Even as I am in the process of honoring the musicians we lost in 2016 on WPRB 103.3 FM and at wprb.com, I learn of the first major musical loss of the new year. The conductor Georges Prêtre has died.
Prêtre studied under André Cluytens, among others, at the Paris Conservatory. He made his conducting debut in Marseilles in 1946. He was director of the Opéra-Comique in Paris from 1955-1959. There, he gave the premiere of “La voix humaine” by Francis Poulenc, a composer with whom he would become closely associated. He went on to conduct at the Royal Opera House, Covent Garden, New York’s Metropolitan Opera, and La Scala, Milan.
He was a regular at the Lyric Opera of Chicago from 1959-1971. He was music director of the Paris Opera for the 1970-71 season. He later became principal conductor of the Vienna Symphony, from 1986-1991.

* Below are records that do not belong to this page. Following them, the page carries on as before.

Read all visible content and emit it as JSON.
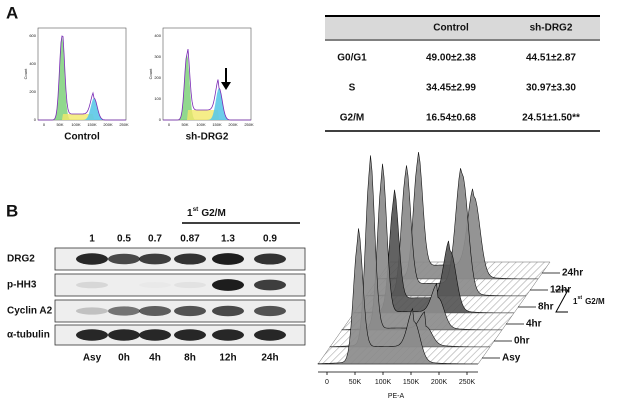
{
  "panel_a": {
    "label": "A",
    "histograms": [
      {
        "label": "Control",
        "y_axis_label": "Count",
        "yticks": [
          "0",
          "200",
          "400",
          "600"
        ],
        "xticks": [
          "0",
          "50K",
          "100K",
          "150K",
          "200K",
          "250K"
        ]
      },
      {
        "label": "sh-DRG2",
        "y_axis_label": "Count",
        "yticks": [
          "0",
          "100",
          "200",
          "300",
          "400"
        ],
        "xticks": [
          "0",
          "50K",
          "100K",
          "150K",
          "200K",
          "250K"
        ]
      }
    ],
    "table": {
      "columns": [
        "Control",
        "sh-DRG2"
      ],
      "rows": [
        [
          "G0/G1",
          "49.00±2.38",
          "44.51±2.87"
        ],
        [
          "S",
          "34.45±2.99",
          "30.97±3.30"
        ],
        [
          "G2/M",
          "16.54±0.68",
          "24.51±1.50**"
        ]
      ]
    }
  },
  "panel_b": {
    "label": "B",
    "blot": {
      "bracket": {
        "ordinal": "1",
        "suffix": "st",
        "text": "G2/M"
      },
      "ratios": [
        1,
        0.5,
        0.7,
        0.87,
        1.3,
        0.9
      ],
      "rows": [
        "DRG2",
        "p-HH3",
        "Cyclin A2",
        "α-tubulin"
      ],
      "lanes": [
        "Asy",
        "0h",
        "4h",
        "8h",
        "12h",
        "24h"
      ]
    },
    "flow": {
      "x_axis_label": "PE-A",
      "xticks": [
        "0",
        "50K",
        "100K",
        "150K",
        "200K",
        "250K"
      ],
      "traces": [
        "Asy",
        "0hr",
        "4hr",
        "8hr",
        "12hr",
        "24hr"
      ],
      "bracket": {
        "ordinal": "1",
        "suffix": "st",
        "text": "G2/M"
      }
    }
  }
}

Prêtre was invited to conduct the Vienna Philharmonic in its popular New Year’s Day concert twice, in 2008 and 2010. To date, he is the only French conductor to have done so.
Among his other notable achievements, he conducted the world premiere of Joseph Jongen’s “Symphonie Concertante for Organ and Orchestra,” with Virgil Fox and the Paris Opera Orchestra, in 1959.
Prêtre was 92 years-old. It is with regret that I bid him adieu.